Historical tech cycles like the cloud and mobile demonstrate a consistent pattern: the application layer ultimately generates 5 to 10 times the value of the underlying infrastructure capital expenditure. With trillions being invested in AI infrastructure, future value creation at the application layer will be astronomically larger.
IBM's CEO argues the AI bubble is in data center construction. The committed build-out requires an additional $1-2 trillion in new annual revenue to justify the investment—a figure he believes is unrealistic, meaning many infrastructure bets will fail.
Comparing AI to 1995-era internet bandwidth, the hosts argue that selling raw 'intelligence' is a low-margin, commodity business. The significant financial upside will be captured not by the infrastructure providers, but by the creators who build novel applications and experiences using that intelligence as a building block.
The stock market's enthusiasm for AI has created valuations based on future potential, not current reality. The average company using AI-powered products isn't yet seeing significant revenue generation or value, signaling a potential market correction.

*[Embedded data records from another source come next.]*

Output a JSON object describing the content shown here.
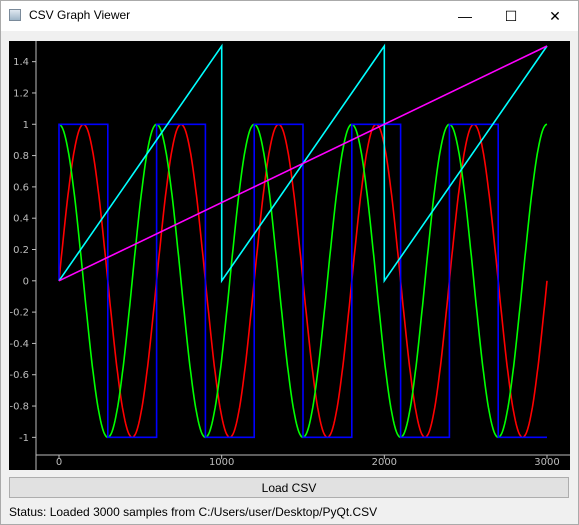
{
  "window": {
    "title": "CSV Graph Viewer",
    "minimize_glyph": "—",
    "maximize_glyph": "☐",
    "close_glyph": "✕"
  },
  "load_button": {
    "label": "Load CSV"
  },
  "status": {
    "text": "Status: Loaded 3000 samples from C:/Users/user/Desktop/PyQt.CSV"
  },
  "chart_data": {
    "type": "line",
    "samples": 3000,
    "xlim": [
      0,
      3000
    ],
    "ylim": [
      -1.1,
      1.5
    ],
    "x_ticks": [
      0,
      1000,
      2000,
      3000
    ],
    "y_ticks": [
      -1,
      -0.8,
      -0.6,
      -0.4,
      -0.2,
      0,
      0.2,
      0.4,
      0.6,
      0.8,
      1,
      1.2,
      1.4
    ],
    "background": "#000000",
    "axis_color": "#bdbdbd",
    "series": [
      {
        "color": "#ff0000",
        "shape": "sine",
        "period": 600,
        "amplitude": 1
      },
      {
        "color": "#00ff00",
        "shape": "cosine",
        "period": 600,
        "amplitude": 1
      },
      {
        "color": "#0000ff",
        "shape": "square",
        "period": 600,
        "amplitude": 1
      },
      {
        "color": "#00ffff",
        "shape": "sawtooth",
        "period": 1000,
        "peak": 1.5
      },
      {
        "color": "#ff00ff",
        "shape": "ramp",
        "x": [
          0,
          3000
        ],
        "y": [
          0,
          1.5
        ]
      }
    ]
  }
}
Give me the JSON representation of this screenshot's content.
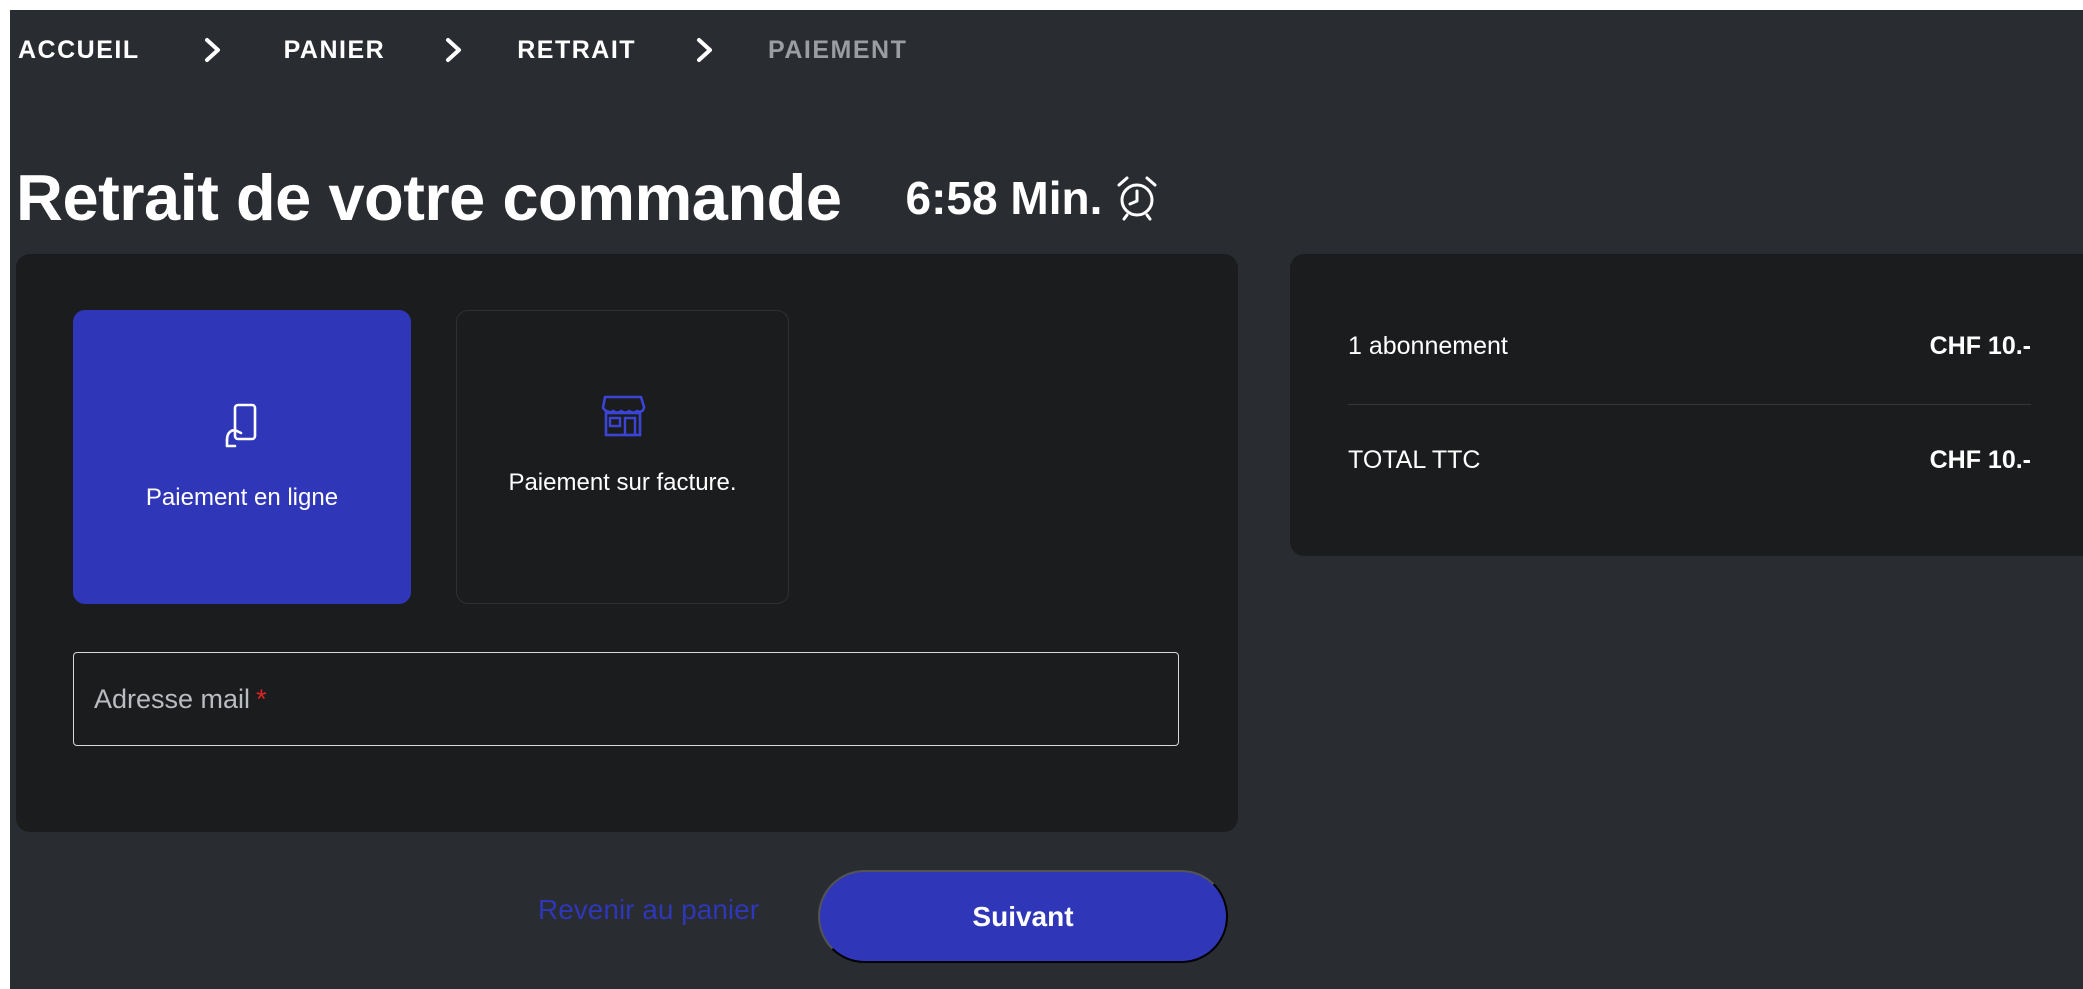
{
  "breadcrumb": {
    "items": [
      {
        "label": "ACCUEIL",
        "active": true
      },
      {
        "label": "PANIER",
        "active": true
      },
      {
        "label": "RETRAIT",
        "active": true
      },
      {
        "label": "PAIEMENT",
        "active": false
      }
    ],
    "separator_icon": "chevron-right-icon"
  },
  "header": {
    "title": "Retrait de votre commande",
    "timer": "6:58 Min.",
    "timer_icon": "alarm-clock-icon"
  },
  "payment_options": [
    {
      "label": "Paiement en ligne",
      "icon": "phone-payment-icon",
      "selected": true
    },
    {
      "label": "Paiement sur facture.",
      "icon": "store-icon",
      "selected": false
    }
  ],
  "email": {
    "label": "Adresse mail",
    "required_mark": "*"
  },
  "actions": {
    "back_label": "Revenir au panier",
    "next_label": "Suivant"
  },
  "summary": {
    "line_label": "1 abonnement",
    "line_amount": "CHF 10.-",
    "total_label": "TOTAL TTC",
    "total_amount": "CHF 10.-"
  },
  "colors": {
    "background": "#292c30",
    "card": "#1b1c1e",
    "accent": "#2f37b8",
    "required": "#e02424"
  }
}
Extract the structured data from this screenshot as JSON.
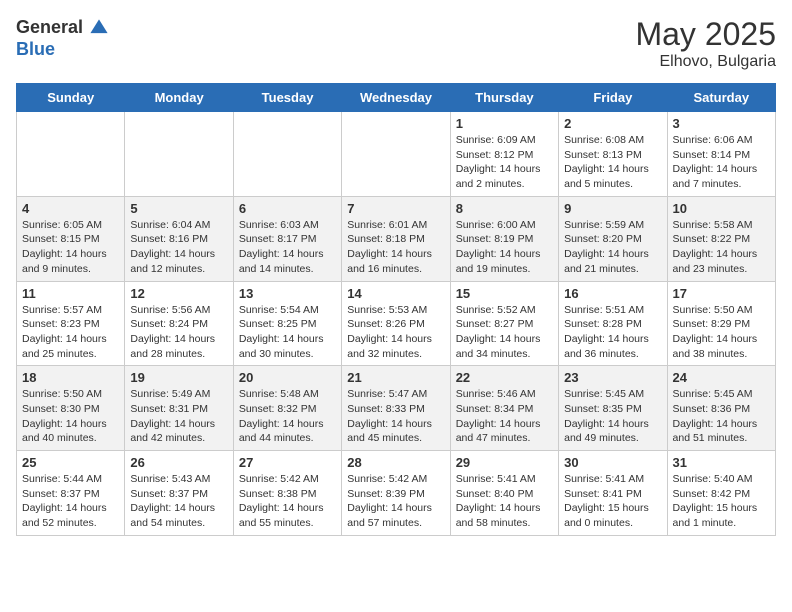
{
  "logo": {
    "general": "General",
    "blue": "Blue"
  },
  "title": {
    "month_year": "May 2025",
    "location": "Elhovo, Bulgaria"
  },
  "weekdays": [
    "Sunday",
    "Monday",
    "Tuesday",
    "Wednesday",
    "Thursday",
    "Friday",
    "Saturday"
  ],
  "weeks": [
    [
      {
        "day": "",
        "info": ""
      },
      {
        "day": "",
        "info": ""
      },
      {
        "day": "",
        "info": ""
      },
      {
        "day": "",
        "info": ""
      },
      {
        "day": "1",
        "info": "Sunrise: 6:09 AM\nSunset: 8:12 PM\nDaylight: 14 hours\nand 2 minutes."
      },
      {
        "day": "2",
        "info": "Sunrise: 6:08 AM\nSunset: 8:13 PM\nDaylight: 14 hours\nand 5 minutes."
      },
      {
        "day": "3",
        "info": "Sunrise: 6:06 AM\nSunset: 8:14 PM\nDaylight: 14 hours\nand 7 minutes."
      }
    ],
    [
      {
        "day": "4",
        "info": "Sunrise: 6:05 AM\nSunset: 8:15 PM\nDaylight: 14 hours\nand 9 minutes."
      },
      {
        "day": "5",
        "info": "Sunrise: 6:04 AM\nSunset: 8:16 PM\nDaylight: 14 hours\nand 12 minutes."
      },
      {
        "day": "6",
        "info": "Sunrise: 6:03 AM\nSunset: 8:17 PM\nDaylight: 14 hours\nand 14 minutes."
      },
      {
        "day": "7",
        "info": "Sunrise: 6:01 AM\nSunset: 8:18 PM\nDaylight: 14 hours\nand 16 minutes."
      },
      {
        "day": "8",
        "info": "Sunrise: 6:00 AM\nSunset: 8:19 PM\nDaylight: 14 hours\nand 19 minutes."
      },
      {
        "day": "9",
        "info": "Sunrise: 5:59 AM\nSunset: 8:20 PM\nDaylight: 14 hours\nand 21 minutes."
      },
      {
        "day": "10",
        "info": "Sunrise: 5:58 AM\nSunset: 8:22 PM\nDaylight: 14 hours\nand 23 minutes."
      }
    ],
    [
      {
        "day": "11",
        "info": "Sunrise: 5:57 AM\nSunset: 8:23 PM\nDaylight: 14 hours\nand 25 minutes."
      },
      {
        "day": "12",
        "info": "Sunrise: 5:56 AM\nSunset: 8:24 PM\nDaylight: 14 hours\nand 28 minutes."
      },
      {
        "day": "13",
        "info": "Sunrise: 5:54 AM\nSunset: 8:25 PM\nDaylight: 14 hours\nand 30 minutes."
      },
      {
        "day": "14",
        "info": "Sunrise: 5:53 AM\nSunset: 8:26 PM\nDaylight: 14 hours\nand 32 minutes."
      },
      {
        "day": "15",
        "info": "Sunrise: 5:52 AM\nSunset: 8:27 PM\nDaylight: 14 hours\nand 34 minutes."
      },
      {
        "day": "16",
        "info": "Sunrise: 5:51 AM\nSunset: 8:28 PM\nDaylight: 14 hours\nand 36 minutes."
      },
      {
        "day": "17",
        "info": "Sunrise: 5:50 AM\nSunset: 8:29 PM\nDaylight: 14 hours\nand 38 minutes."
      }
    ],
    [
      {
        "day": "18",
        "info": "Sunrise: 5:50 AM\nSunset: 8:30 PM\nDaylight: 14 hours\nand 40 minutes."
      },
      {
        "day": "19",
        "info": "Sunrise: 5:49 AM\nSunset: 8:31 PM\nDaylight: 14 hours\nand 42 minutes."
      },
      {
        "day": "20",
        "info": "Sunrise: 5:48 AM\nSunset: 8:32 PM\nDaylight: 14 hours\nand 44 minutes."
      },
      {
        "day": "21",
        "info": "Sunrise: 5:47 AM\nSunset: 8:33 PM\nDaylight: 14 hours\nand 45 minutes."
      },
      {
        "day": "22",
        "info": "Sunrise: 5:46 AM\nSunset: 8:34 PM\nDaylight: 14 hours\nand 47 minutes."
      },
      {
        "day": "23",
        "info": "Sunrise: 5:45 AM\nSunset: 8:35 PM\nDaylight: 14 hours\nand 49 minutes."
      },
      {
        "day": "24",
        "info": "Sunrise: 5:45 AM\nSunset: 8:36 PM\nDaylight: 14 hours\nand 51 minutes."
      }
    ],
    [
      {
        "day": "25",
        "info": "Sunrise: 5:44 AM\nSunset: 8:37 PM\nDaylight: 14 hours\nand 52 minutes."
      },
      {
        "day": "26",
        "info": "Sunrise: 5:43 AM\nSunset: 8:37 PM\nDaylight: 14 hours\nand 54 minutes."
      },
      {
        "day": "27",
        "info": "Sunrise: 5:42 AM\nSunset: 8:38 PM\nDaylight: 14 hours\nand 55 minutes."
      },
      {
        "day": "28",
        "info": "Sunrise: 5:42 AM\nSunset: 8:39 PM\nDaylight: 14 hours\nand 57 minutes."
      },
      {
        "day": "29",
        "info": "Sunrise: 5:41 AM\nSunset: 8:40 PM\nDaylight: 14 hours\nand 58 minutes."
      },
      {
        "day": "30",
        "info": "Sunrise: 5:41 AM\nSunset: 8:41 PM\nDaylight: 15 hours\nand 0 minutes."
      },
      {
        "day": "31",
        "info": "Sunrise: 5:40 AM\nSunset: 8:42 PM\nDaylight: 15 hours\nand 1 minute."
      }
    ]
  ]
}
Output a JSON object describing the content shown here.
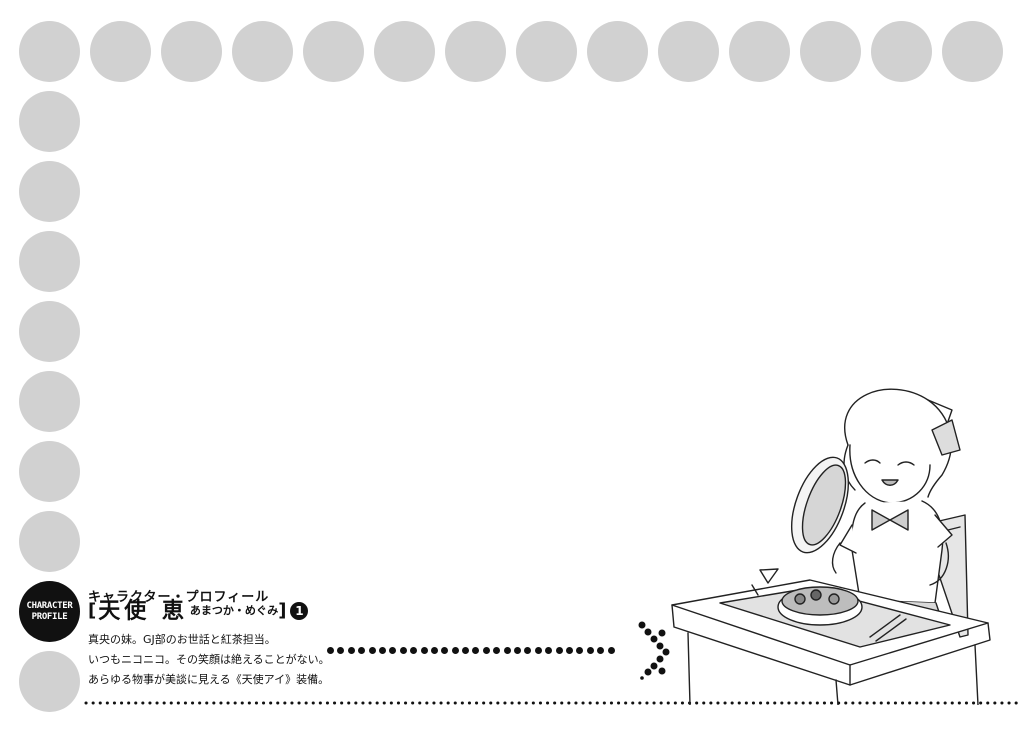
{
  "badge": {
    "line1": "CHARACTER",
    "line2": "PROFILE"
  },
  "profile": {
    "heading": "キャラクター・プロフィール",
    "bracket_open": "[",
    "name": "天使 恵",
    "reading": "あまつか・めぐみ",
    "bracket_close": "]",
    "number": "1"
  },
  "description": [
    "真央の妹。GJ部のお世話と紅茶担当。",
    "いつもニコニコ。その笑顔は絶えることがない。",
    "あらゆる物事が美談に見える《天使アイ》装備。"
  ],
  "colors": {
    "dot_gray": "#d1d1d1",
    "ink": "#111111"
  },
  "illustration": {
    "subject": "girl-holding-lunchbox-lid-at-desk"
  }
}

The current AI boom may not be a "quantity" bubble, as the need for data centers is real. However, it's likely a "price" bubble with unrealistic valuations. Similar to the dot-com bust, early investors may unwittingly subsidize the long-term technology shift, facing poor returns despite the infrastructure's ultimate utility and value.
When investing in AI, the focus should be on companies building durable, multi-purpose infrastructure or solving real-world problems with a sustainable data flywheel. This approach is superior to backing firms with impressive tech demonstrations that lack a clear, defensible business model.
While spending on AI infrastructure has exceeded expectations, the development and adoption of enterprise-level AI applications have significantly lagged. Progress is visible, but it's far behind where analysts predicted it would be, creating a disconnect between the foundational layer and end-user value.